2. Sünen-i Zevâid: Rasûlullâh -sallâllâhu aleyhi ve sellem- Efendimiz’in âdet olarak yaptığı hareket ve davranışlarıdır. Oturup kalkması, yiyip içmesi, yürümesi, yatması, uyuması, kısaca sîretiyle alâkalı şeyler bu çeşit sünnete dâhildir. Bunlara ittibâ edenler, güzel bir davranış sergilemiş olurlar. Ancak tâbî olmamak veya terketmekte herhangi bir kerahet veya ceza mevzubahis değildir.
٥١- عَنْ عَبْدِ الله قَالَ: مَنْ سَرَّهُ أَنْ يَلْقَى اللهَ غَداً مُسْلِماً فَلْيُحَافِظْ عَلَى هَؤُلاءِ الصَّلَوَاتِ حَيْثُ يُنَادَى بِهِنَّ، فَإِنَّ الله شَرَعَ لِنَبِيِّكُمْ صَلَّى اللهُ عَلَيهِ وَسَلَّمَ سُنَنَ الْهُدَى وَإِنَّهُنَّ مِنْ سُنَنِ الْهُدَى، وَلَوْ أَنَّكُمْ صَلَّيْتُمْ فِي بُيُوتِكُمْ كَمَا يُصَلِّي هَذَا الْمُتَخَلِّفُ فِي بَيْتِهِ لَتَرَكْتُمْ سُنَّةَ نَبِيِّكُمْ، وَلَوْ تَرَكْتُمْ سُنَّةَ نَبِيِّكُمْ لَضَلَلْتُمْ، وَمَا مِنْ رَجُلٍ يَتَطَهَّرُ فَيُحْسِنُ الطُّهُورَ ثُمَّ يَعْمِدُ إِلَى مَسْجِدٍ مِنْ هَذِهِ الْمَسَاجِدِ إِلاَّ كَتَبَ الله لَهُ بِكلِّ خَطْوَةٍ يَخْطوَها حَسَنَةً وَيَرْفَعُهُ بِهَا دَرَجَةً وَيَحُطُّ عَنْهُ بِهَا سَيِّئَةً، وَلَقَدْ رَأَيْتُنَا وَمَا يَتَخَلَّفُ عَنْهَا إِلاَّ مُنَافِقٌ، مَعْلُومُ النِّفَاقِ، وَلَقَدْ كَانَ الرَّجُلُ يُؤْتَى بِهِ يُهَادَى بَيْنَ الرَّجُلَيْنِ حَتَّى يُقَامَ فِي الصَّفِّ.
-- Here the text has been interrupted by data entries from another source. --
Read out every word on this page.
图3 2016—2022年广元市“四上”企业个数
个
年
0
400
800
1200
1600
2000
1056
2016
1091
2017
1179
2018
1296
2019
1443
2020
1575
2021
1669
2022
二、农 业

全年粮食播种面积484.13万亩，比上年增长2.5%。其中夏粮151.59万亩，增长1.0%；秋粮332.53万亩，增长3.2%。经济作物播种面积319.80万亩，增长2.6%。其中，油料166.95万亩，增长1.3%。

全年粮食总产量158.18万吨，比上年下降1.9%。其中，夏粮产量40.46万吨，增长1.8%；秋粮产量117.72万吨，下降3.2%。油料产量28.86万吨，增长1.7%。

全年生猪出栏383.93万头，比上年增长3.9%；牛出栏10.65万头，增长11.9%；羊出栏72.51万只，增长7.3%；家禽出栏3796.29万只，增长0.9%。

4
51. Abdullâh bin Mes’ûd -radıyallâhu anh- şöyle demiştir:
“Yarın Allâh’a müslüman olarak kavuşmak isteyen kimse, şu namazları ezan okunan yerde kılmaya ehemmiyet versin. Şüphesiz ki Allâh Teâlâ sizin Peygamberiniz’e hidayet yollarını açıklamıştır. Bu namazlar da hidayet yollarındandır. Şayet siz de cemaati terkedip şu adam gibi namazları evinizde kılacak olursanız, Peygamberiniz’in sünnetini terketmiş olursunuz. Peygamberiniz’in sünnetini terkederseniz sapıklığa düşmüş olursunuz.
Herhangi bir kimse güzelce abdest alır, sonra şu câmilerden bir câmiye gitmek için yola çıkarsa Allâh Teâlâ attığı her adım için bir sevap yazar, onu bir derece yükseltir ve bir günahını siler. Vallâhi ben öyle günler gördüm ki bilinen bir münafıktan başka kimse namazdan geri kalmazdı. Allâh’a yemin ederim ki bir adam iki kişi arasında namaza getirilir ve safa durdurulurdu.” (Müslim, Mesâcid, 256-257)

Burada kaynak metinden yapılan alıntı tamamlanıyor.